Linda Marshall Griffiths

Tagged with:

Editor's note: You can hear Pinocchio on Saturday 15 December at 2.30pm on BBC Radio 4. The programme will be available for download in 5.1 surround sound. Here, Linda Marshall Griffiths talks about how she approached this new dramatisation. PM.

Carlo Collodi’s Pinocchio, written as a moral warning to children of the consequences of avoiding education and work, is a wholly different creature from the whimsical evocation of Disney.

In the original story the cricket that would become Jiminy doesn’t survive his first scene and Pinocchio ends up hung on a tree! Where do you start with that?

As an adaptor I loved the rawness, the brutal comic honesty of the original. Pinocchio’s world is a harsh world, and Pinocchio must learn from harsh experience.

That he has to repeat this experience over and over before he can finally learn his lesson seems so completely human. I had a hunch that the language of Pinocchio was akin to the telling of Huckleberry Finn, fresh and colloquial and that became a starting place for the telling of the adaptation. But the streets he falls into are also similar to the Victorian streets of London that Oliver Twist found.

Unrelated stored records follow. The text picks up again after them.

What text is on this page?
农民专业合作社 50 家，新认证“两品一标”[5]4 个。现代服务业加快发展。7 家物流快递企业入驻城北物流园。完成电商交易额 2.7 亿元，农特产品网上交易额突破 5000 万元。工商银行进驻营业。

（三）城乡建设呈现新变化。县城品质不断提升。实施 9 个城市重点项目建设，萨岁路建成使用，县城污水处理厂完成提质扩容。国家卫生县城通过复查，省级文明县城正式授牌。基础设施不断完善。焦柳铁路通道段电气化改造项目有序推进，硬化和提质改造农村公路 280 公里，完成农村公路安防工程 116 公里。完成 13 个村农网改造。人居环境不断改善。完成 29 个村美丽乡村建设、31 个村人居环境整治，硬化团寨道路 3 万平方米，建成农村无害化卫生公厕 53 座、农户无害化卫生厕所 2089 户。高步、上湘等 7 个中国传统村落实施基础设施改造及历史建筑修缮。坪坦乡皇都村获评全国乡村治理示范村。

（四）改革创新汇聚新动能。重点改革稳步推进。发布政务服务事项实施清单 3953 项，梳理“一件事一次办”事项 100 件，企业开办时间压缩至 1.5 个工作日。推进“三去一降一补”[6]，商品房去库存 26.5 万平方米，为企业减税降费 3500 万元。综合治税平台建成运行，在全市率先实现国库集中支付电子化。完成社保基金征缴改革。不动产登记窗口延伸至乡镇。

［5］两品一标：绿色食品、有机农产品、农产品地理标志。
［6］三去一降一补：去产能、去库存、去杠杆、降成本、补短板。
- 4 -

I wanted to capture the hunger, the lost children, and that rough danger. Letting Pinocchio tell us the story I hoped would preserve the child at the heart of the story whilst allowing us to see both the humour and precariousness of his journey.

Being the parent of a boy who leaps off the top of slides, runs into the sea (fully clothed!) in all weather, sometimes fights before talking, Pinocchio had become a different story for me than the one I remembered as a child. In trying to make sense of Pinocchio today I was inspired by Spike Jonze’s wonderful movie adaptation of Maurice Sendak’s ‘Where The Wild Things Are.’ Like the film, I felt Pinocchio was a journey of a boy learning to navigate life. Who leaps before he thinks, who strikes out before he knows the consequences. But also a story that understands the depth of feeling that belongs to that boy, the regret and sorrow at his own mistakes, the sometimes loneliness of his particular adventure and the complete compassion and loyalty that he always has for his friends and family.

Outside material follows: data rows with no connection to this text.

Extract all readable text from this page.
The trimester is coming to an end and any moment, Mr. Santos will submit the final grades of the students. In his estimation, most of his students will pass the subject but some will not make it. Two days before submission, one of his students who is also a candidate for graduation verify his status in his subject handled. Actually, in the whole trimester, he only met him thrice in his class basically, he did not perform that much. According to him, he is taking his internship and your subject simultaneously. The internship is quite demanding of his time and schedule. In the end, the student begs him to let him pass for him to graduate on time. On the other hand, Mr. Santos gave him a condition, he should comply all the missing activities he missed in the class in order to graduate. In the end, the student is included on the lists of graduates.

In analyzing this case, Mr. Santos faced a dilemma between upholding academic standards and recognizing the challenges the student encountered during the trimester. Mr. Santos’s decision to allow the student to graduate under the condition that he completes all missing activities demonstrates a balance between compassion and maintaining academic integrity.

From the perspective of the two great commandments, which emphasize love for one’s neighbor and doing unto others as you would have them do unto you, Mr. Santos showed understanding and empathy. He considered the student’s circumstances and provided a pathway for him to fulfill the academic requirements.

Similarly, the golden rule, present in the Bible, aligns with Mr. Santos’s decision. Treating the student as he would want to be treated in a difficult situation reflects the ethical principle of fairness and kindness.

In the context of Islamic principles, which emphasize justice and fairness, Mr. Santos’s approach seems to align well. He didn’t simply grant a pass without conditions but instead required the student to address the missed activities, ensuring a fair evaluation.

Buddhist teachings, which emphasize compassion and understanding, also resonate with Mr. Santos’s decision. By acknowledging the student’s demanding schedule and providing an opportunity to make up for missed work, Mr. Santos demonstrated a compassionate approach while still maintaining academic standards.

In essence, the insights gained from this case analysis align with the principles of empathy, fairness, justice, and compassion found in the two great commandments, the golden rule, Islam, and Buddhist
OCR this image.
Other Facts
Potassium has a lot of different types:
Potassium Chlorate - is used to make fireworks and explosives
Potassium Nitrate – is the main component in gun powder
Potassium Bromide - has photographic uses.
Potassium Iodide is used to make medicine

In some ways when reading Pinocchio I wondered if he was ever a puppet at all, is he perhaps just a boy learning how to live?

The other characters in the book are equally rich. Geppetto who himself doesn’t know how to be a parent at all. His actions at the beginning lead to Pinocchio striking out alone and quickly getting into all sorts of trouble. Geppetto has to lose his son, has to go through the classic belly of the whale (shark, or dog-fish in the original) and like Jonah come to face his own failings before he can begin to understand what might make him the father he needs to be.

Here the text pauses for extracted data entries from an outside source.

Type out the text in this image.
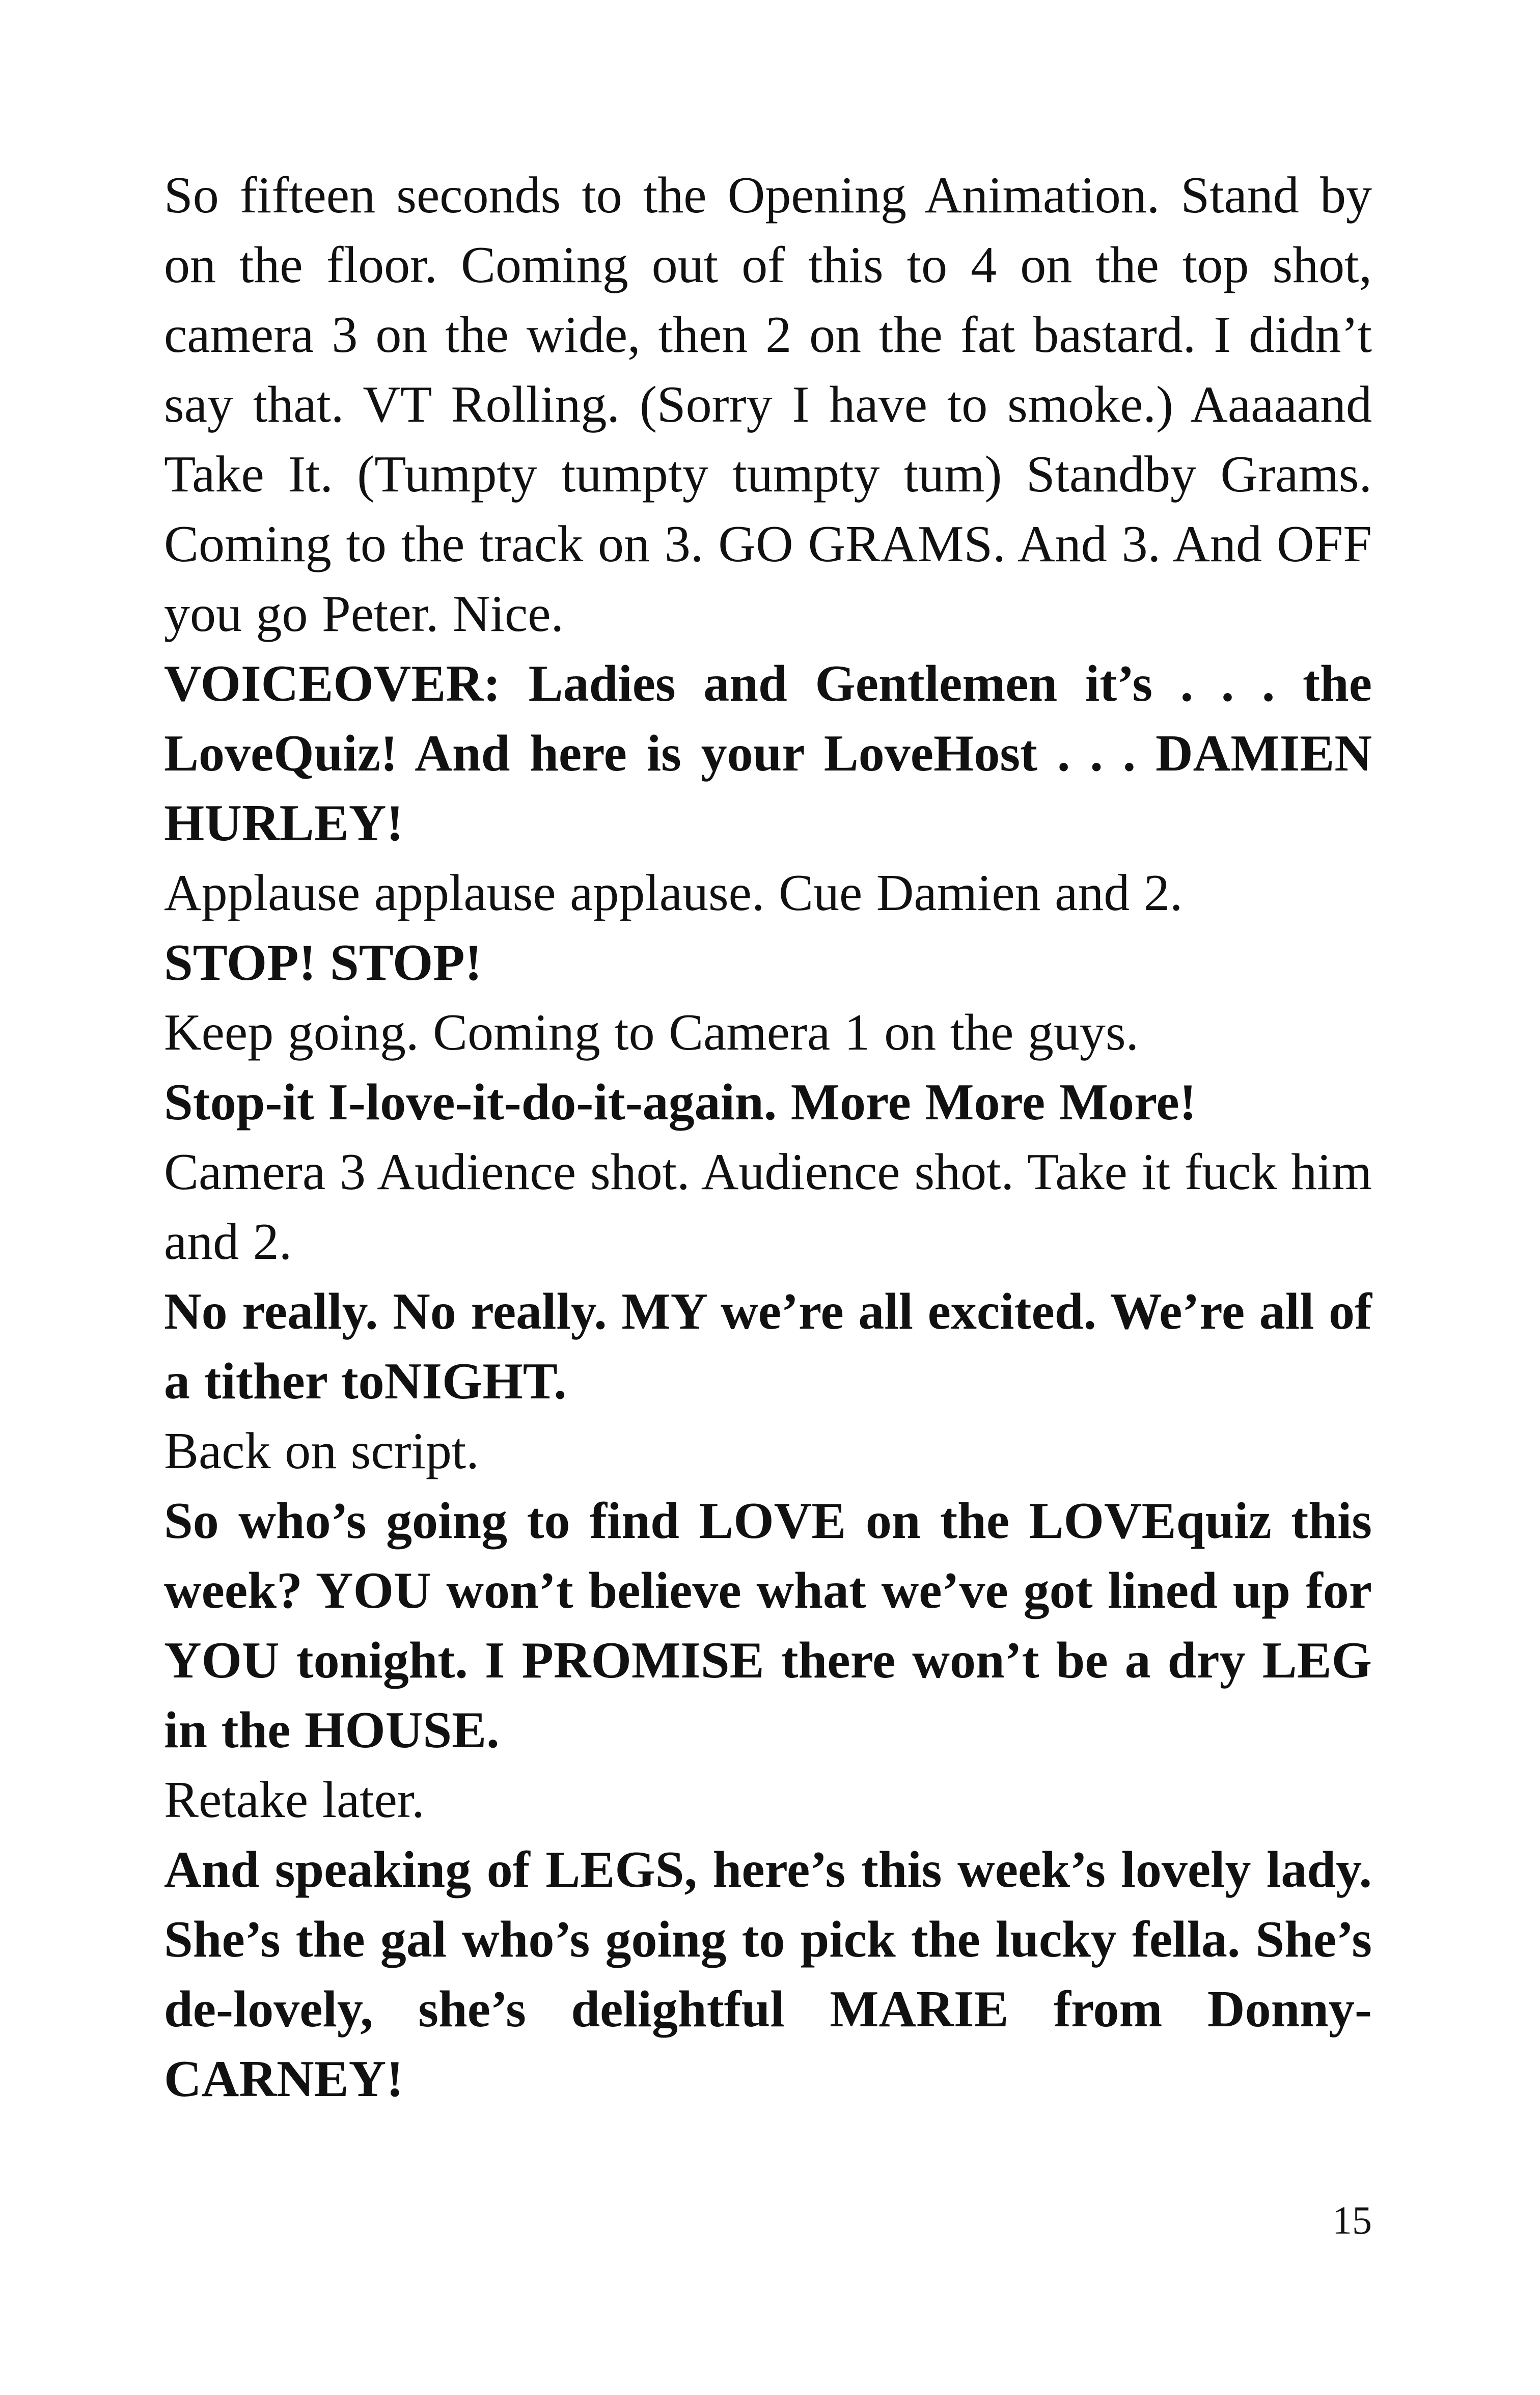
So fifteen seconds to the Opening Animation. Stand by on the floor. Coming out of this to 4 on the top shot, camera 3 on the wide, then 2 on the fat bastard. I didn’t say that. VT Rolling. (Sorry I have to smoke.) Aaaaand Take It. (Tumpty tumpty tumpty tum) Standby Grams. Coming to the track on 3. GO GRAMS. And 3. And OFF you go Peter. Nice.

VOICEOVER: Ladies and Gentlemen it’s . . . the LoveQuiz! And here is your LoveHost . . . DAMIEN HURLEY!

Applause applause applause. Cue Damien and 2.

STOP! STOP!

Keep going. Coming to Camera 1 on the guys.

Stop-it I-love-it-do-it-again. More More More!

Camera 3 Audience shot. Audience shot. Take it fuck him and 2.

No really. No really. MY we’re all excited. We’re all of a tither toNIGHT.

Back on script.

So who’s going to find LOVE on the LOVEquiz this week? YOU won’t believe what we’ve got lined up for YOU tonight. I PROMISE there won’t be a dry LEG in the HOUSE.

Retake later.

And speaking of LEGS, here’s this week’s lovely lady. She’s the gal who’s going to pick the lucky fella. She’s de-lovely, she’s delightful MARIE from Donny-CARNEY!

15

Candlewick, the lost boy throwing books at Pinocchio in rejection of education and control - the parentless boy who can only ever become a donkey. The characters seemed so relevant to now.

Early on I wondered if we should just set the whole thing in contemporary British city, and make it the journey of a street kid. But somehow the story demands it is Italian. It is said to know Pinocchio is to know Italy. It felt crucial to let that hold the play – the music, the setting, sometimes even the language – it’s obviously the foundation of the piece and its very character.

The Blue Fairy was more difficult. In the original shorter version she appeared as the dead girl at the window just before the end when Pinocchio was hung. Only when Collodi after its immediate success began writing a bigger story, a larger journey with a happier ending did he bring her back in many guises – child, fairy, mother.

Somehow as the only female in the play I wanted her to have a bigger stake in the story than the one character that always chides and corrects. What I loved was her sense of mystery. She challenges but she also leads Pinocchio over and over again back onto his proper path.

Pinocchio tells the Blue Fairy about his search for treasure.

I had this memory of Steven Spielberg’s ‘AI, Artificial Intelligence’ (another re-telling of Pinocchio) of the robotic boy dreaming of his mother in many guises and somehow I wanted to find a new way to make her story completely part of him. So I took a departure and made the Blue Fairy something different from the original that in many ways I hope makes sense of Pinocchio’s whole journey.

I love writing plays that allow a child to tell and hold the heart of a play. It’s a big challenge for a young actor but the brilliant Ellis Hollins brings inexhaustible energy, constant vulnerability and a real sense of humour to Pinocchio. We were also extremely lucky with a wonderful company of actors. Added to this Olly Fox composed marvellous original music for the piece which just holds the story and tells it both delicately and gleefully.

Finally this production is an adventure in sound. It will be made available as a download in 5.1 surround sound, so plug in your speakers and immerse yourself in sound.